Per la Suprema Corte si configura il reato di responsabilità amministrativa e la società è condannata per la truffa sui fondi Ue in base agli articoli 5, comma 1, lett. a), 6 e 24 del Decreto legislativo n. 231/01, perché da tale truffa l’ente ha tratto un indebito vantaggio concorrenziale sul mercato di riferimento.
Il reato è stato compiuto dall’amministratore unico della Spa, che ha incassato i contributi europei destinati agli investimenti tecnologici nel Sud, emettendo una serie di fatture che hanno tratto in inganno la banca concessionaria dei fondi. Di fatto, non vi è stato alcun investimento concreto: gli investimenti programmati, infatti, non sono mai stati realizzati e i fondi ricevuti non investiti come si sarebbe dovuto.

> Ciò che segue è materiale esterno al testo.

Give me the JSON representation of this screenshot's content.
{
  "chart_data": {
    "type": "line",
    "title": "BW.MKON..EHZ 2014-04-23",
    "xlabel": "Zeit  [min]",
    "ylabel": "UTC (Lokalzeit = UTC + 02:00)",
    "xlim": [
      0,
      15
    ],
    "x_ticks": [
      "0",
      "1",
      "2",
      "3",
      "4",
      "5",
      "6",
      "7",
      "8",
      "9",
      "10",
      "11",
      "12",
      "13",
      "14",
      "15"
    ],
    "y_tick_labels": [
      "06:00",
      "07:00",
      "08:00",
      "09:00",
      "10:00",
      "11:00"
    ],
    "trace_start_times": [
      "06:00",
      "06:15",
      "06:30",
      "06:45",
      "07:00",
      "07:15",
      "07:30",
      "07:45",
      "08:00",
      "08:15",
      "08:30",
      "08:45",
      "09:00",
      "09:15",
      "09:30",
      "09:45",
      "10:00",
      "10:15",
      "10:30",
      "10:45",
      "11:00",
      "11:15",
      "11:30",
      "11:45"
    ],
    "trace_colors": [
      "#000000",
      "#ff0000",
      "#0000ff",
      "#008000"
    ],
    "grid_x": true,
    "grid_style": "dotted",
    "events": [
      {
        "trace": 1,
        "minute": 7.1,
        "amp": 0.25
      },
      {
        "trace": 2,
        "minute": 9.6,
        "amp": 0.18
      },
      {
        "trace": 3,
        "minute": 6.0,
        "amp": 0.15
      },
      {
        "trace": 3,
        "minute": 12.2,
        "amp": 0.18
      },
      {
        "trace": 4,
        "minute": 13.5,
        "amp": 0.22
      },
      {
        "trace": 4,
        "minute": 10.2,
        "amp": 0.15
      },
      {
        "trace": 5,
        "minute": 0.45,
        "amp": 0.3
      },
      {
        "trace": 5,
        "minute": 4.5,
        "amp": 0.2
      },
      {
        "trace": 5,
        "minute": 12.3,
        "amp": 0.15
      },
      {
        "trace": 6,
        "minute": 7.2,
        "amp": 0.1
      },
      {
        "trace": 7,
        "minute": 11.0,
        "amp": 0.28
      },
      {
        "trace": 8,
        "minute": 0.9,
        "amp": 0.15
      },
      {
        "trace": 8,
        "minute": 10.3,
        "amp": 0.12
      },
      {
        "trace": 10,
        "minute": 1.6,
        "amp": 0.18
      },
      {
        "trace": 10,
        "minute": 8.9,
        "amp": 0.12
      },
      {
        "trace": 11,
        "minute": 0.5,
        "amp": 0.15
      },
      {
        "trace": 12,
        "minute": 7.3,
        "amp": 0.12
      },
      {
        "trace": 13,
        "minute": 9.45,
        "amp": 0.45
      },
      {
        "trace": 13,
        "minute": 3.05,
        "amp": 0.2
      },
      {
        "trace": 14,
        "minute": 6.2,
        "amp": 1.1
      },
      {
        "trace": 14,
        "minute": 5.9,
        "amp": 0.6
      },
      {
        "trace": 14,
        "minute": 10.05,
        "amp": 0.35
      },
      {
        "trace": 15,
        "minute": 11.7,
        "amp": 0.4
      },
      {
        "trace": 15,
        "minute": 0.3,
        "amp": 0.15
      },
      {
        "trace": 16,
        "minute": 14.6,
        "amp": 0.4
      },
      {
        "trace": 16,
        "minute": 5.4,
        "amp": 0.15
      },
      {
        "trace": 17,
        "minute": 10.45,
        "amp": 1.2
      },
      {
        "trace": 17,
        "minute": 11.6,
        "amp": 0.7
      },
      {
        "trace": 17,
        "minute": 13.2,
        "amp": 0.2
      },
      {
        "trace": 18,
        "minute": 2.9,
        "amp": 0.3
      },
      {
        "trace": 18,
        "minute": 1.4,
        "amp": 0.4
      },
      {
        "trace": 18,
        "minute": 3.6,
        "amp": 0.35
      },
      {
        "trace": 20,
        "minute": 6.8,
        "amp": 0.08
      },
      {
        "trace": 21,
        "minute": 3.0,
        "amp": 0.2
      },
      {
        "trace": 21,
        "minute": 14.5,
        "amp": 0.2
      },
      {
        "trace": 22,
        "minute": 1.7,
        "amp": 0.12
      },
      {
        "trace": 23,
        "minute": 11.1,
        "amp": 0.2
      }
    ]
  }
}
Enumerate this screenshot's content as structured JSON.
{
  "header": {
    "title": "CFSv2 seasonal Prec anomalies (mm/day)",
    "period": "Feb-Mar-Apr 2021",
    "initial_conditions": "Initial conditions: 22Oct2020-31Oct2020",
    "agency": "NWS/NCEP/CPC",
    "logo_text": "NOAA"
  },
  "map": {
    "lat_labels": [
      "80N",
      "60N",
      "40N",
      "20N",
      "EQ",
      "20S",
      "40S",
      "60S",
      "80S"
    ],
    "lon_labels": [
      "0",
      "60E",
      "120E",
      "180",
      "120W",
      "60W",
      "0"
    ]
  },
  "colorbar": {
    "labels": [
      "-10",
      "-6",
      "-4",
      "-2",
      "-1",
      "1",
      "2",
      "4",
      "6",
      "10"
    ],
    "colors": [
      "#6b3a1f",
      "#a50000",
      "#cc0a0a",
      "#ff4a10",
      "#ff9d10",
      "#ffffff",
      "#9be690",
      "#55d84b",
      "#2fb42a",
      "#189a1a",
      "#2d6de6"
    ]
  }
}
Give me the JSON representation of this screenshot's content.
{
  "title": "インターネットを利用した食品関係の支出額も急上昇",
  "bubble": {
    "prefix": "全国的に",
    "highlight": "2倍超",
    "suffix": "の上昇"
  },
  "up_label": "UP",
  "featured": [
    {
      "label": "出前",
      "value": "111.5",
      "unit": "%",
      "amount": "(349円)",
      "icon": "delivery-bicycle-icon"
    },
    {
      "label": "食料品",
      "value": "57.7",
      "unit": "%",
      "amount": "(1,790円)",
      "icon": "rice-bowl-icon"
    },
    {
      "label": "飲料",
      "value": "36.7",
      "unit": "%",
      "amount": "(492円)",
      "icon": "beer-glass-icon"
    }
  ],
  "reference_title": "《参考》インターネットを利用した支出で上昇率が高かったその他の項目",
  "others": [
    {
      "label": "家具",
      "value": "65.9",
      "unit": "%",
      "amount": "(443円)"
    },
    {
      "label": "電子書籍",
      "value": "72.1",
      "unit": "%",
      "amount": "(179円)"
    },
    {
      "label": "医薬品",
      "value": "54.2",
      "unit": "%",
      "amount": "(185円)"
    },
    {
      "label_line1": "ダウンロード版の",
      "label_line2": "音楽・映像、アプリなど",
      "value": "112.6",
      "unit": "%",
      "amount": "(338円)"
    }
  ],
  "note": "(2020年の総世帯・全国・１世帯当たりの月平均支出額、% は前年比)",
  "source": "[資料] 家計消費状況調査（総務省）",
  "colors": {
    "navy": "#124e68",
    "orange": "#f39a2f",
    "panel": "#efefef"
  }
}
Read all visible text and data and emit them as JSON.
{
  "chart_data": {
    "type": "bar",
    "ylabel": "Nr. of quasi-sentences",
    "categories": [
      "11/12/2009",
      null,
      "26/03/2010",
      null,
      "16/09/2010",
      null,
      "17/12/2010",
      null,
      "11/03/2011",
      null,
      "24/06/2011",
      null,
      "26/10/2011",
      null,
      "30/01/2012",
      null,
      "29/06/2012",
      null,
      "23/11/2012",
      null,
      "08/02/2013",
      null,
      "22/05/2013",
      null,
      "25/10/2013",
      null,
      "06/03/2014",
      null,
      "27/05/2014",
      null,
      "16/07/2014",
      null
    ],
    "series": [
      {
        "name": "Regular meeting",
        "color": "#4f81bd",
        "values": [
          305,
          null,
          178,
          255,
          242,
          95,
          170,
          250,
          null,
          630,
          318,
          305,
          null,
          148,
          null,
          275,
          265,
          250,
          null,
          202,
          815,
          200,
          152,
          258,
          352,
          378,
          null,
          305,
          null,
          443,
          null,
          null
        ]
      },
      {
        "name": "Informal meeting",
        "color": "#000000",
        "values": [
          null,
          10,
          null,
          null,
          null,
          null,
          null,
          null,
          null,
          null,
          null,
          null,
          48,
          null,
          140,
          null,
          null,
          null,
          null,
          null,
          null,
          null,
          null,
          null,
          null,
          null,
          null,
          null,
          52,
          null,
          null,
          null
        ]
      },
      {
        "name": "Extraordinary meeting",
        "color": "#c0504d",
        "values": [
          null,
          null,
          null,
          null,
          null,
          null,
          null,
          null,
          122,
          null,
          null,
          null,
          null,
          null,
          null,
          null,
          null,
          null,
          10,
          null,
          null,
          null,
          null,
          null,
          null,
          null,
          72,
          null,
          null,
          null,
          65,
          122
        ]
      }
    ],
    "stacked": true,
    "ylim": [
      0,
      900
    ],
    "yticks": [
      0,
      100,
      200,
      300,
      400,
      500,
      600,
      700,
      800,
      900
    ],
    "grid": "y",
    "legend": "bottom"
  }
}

La responsabilità del soggetto ricade sulla società se essa ne trae vantaggio
Secondo il Dlgs n. 231/01, la responsabilità dell’ente risulta esclusa quando l'illecito penale è compiuto nell'esclusivo interesse di chi agisce o di terzi (per esempio l’amministratore unico), mentre è condannabile anche l’ente nel caso in cui il reato commesso dalla persona fisica è consumato nell’”interesse o vantaggio” dell’ente stesso.
Ovviamente l’interesse esclusivo dell’amministratore si configura solo nel caso in cui lo stesso mette in atto condotte estranee alla politica d’impresa. Al contrario, rientrano nell’interesse dell’ente/società tutte quelle condotte che trovano una spiegazione e una causa nella vita societaria.
Il reato dell’amministratore ricade sulla Spa
Questo è il caso individuato dalla Suprema Corte, nella sentenza n. 295/18, rispetto al caso di specie. La Spa, infatti, grazie ai finanziamenti Ue presi dall’amministratore e non sfruttati per lo scopo fissato è riuscita a consolidare la sua posizione sul mercato di riferimento; senza, al contempo, dimostrare di avere modelli di gestione adeguati a garantire la trasparenza.
In altri termini, la società si è avvantaggiata del reato compiuto dal suo amministratore incrementando in modo illecito le sue disponibilità senza poi impiegare i finanziamenti agevolati.
Per tale vantaggio di cui la società si è giovata, valutabile sotto forma di ogni utilità potenziale o effettiva, valutabile anche ex post sulla base degli effetti che in concreto derivano dalla realizzazione dell'illecito, essa è quindi condannata in base al Dlgs 231/01 per truffa sui fondi Ue.